Zdecydowanie. Byłem w klubach, w których trenowaliśmy na uniwersytecie, gdzie ludzie grali obok ciebie albo przychodzili na łyżwy, a ty trenowałeś! To szaleństwo. Przeszedłem drogę od zabawy w parku jak dzieciak do bycia na jednych z największych stadionów świata.

W Cornellà jest już idolem, niektórzy nazywają go Dolandinho.

Kibice Espanyolu są niesamowici. Chcę im nadal dawać powody, żeby dawali mi takie przezwiska.

Zanim dołączyłeś do Blackburn, Manchester City odrzucił twoją ofertę dwa razy... Czy to było trudne?

To trudne dla piłkarzy. Myślę, że ludzie nie rozumieją, jak wielu dzieciaków chciałoby zostać piłkarzami. Można trenować na 100% przez całe życie i nadal nie być w stanie nim zostać. Podejmowanie decyzji o swojej przyszłości jest trudne.

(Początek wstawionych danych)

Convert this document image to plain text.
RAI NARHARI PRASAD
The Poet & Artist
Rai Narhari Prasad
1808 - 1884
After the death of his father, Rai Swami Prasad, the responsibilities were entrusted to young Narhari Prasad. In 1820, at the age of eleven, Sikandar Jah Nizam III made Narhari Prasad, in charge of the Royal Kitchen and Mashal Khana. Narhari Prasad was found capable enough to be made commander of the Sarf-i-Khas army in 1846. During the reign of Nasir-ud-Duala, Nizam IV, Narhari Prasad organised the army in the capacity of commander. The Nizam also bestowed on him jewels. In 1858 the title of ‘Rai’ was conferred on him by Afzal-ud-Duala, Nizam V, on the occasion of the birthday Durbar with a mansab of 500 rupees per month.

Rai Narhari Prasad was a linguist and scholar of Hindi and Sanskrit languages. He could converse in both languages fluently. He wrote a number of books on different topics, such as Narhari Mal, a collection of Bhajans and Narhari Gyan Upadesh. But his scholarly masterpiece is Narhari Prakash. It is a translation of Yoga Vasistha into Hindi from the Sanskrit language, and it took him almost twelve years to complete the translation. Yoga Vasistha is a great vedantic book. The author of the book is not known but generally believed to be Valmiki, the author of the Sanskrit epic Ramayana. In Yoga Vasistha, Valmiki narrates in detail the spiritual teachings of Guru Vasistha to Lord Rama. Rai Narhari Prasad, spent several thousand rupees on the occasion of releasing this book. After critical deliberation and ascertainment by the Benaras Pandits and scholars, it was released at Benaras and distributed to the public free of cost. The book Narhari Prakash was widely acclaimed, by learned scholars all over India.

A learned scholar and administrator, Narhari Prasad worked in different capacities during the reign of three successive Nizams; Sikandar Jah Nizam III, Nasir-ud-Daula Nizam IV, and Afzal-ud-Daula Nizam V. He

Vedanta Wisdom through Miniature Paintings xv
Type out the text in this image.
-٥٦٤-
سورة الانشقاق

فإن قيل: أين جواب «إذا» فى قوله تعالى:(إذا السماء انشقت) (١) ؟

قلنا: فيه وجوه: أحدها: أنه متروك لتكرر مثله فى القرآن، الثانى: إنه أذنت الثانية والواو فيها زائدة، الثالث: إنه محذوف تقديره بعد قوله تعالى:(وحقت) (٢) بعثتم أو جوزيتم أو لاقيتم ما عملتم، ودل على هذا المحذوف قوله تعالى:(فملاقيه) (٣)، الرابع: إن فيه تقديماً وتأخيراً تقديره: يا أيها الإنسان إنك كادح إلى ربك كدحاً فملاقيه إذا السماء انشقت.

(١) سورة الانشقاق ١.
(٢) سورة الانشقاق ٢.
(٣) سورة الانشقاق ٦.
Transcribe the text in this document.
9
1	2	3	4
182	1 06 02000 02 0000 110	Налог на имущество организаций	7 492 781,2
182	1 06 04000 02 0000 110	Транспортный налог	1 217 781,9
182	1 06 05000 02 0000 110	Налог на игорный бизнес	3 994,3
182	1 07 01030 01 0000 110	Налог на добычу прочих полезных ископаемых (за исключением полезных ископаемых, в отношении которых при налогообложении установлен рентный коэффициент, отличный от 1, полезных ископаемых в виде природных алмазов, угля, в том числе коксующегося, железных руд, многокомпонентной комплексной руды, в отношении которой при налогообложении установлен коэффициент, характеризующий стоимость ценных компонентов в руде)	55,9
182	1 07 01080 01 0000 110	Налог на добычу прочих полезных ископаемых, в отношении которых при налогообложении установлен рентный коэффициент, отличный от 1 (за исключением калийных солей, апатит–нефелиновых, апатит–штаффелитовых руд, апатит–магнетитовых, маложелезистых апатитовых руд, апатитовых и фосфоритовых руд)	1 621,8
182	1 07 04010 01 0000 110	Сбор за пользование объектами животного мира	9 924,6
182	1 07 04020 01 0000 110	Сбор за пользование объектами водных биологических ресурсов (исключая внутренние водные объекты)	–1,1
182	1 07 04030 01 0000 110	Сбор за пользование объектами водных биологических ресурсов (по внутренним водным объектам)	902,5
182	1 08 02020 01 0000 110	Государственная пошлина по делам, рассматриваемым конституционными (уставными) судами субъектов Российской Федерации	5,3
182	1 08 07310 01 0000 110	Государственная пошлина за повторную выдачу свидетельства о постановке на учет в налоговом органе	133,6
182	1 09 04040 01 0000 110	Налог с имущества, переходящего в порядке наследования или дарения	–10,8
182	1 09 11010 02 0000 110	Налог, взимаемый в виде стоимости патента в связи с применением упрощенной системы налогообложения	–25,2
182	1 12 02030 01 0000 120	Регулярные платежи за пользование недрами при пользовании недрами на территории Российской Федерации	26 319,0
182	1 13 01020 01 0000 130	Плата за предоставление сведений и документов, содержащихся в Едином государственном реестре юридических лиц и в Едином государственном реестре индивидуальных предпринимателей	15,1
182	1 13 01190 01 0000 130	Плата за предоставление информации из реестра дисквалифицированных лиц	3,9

W pewnym sensie czuję się jak ocalały. Jestem dumny, że udało mi się dotrzeć tak daleko. Ale wielu chciałoby robić to, co ty. Tyrhys Dolan Zawodnik Espanyolu

Czy uważasz, że piłka nożna wystarczy tym zawodnikom?

Jeszcze nie skończone. Myślę, że zasoby i wsparcie są. Ale nie zostały w pełni wykorzystane. Lubię pomagać i doradzać każdemu graczowi, jak tylko mogę.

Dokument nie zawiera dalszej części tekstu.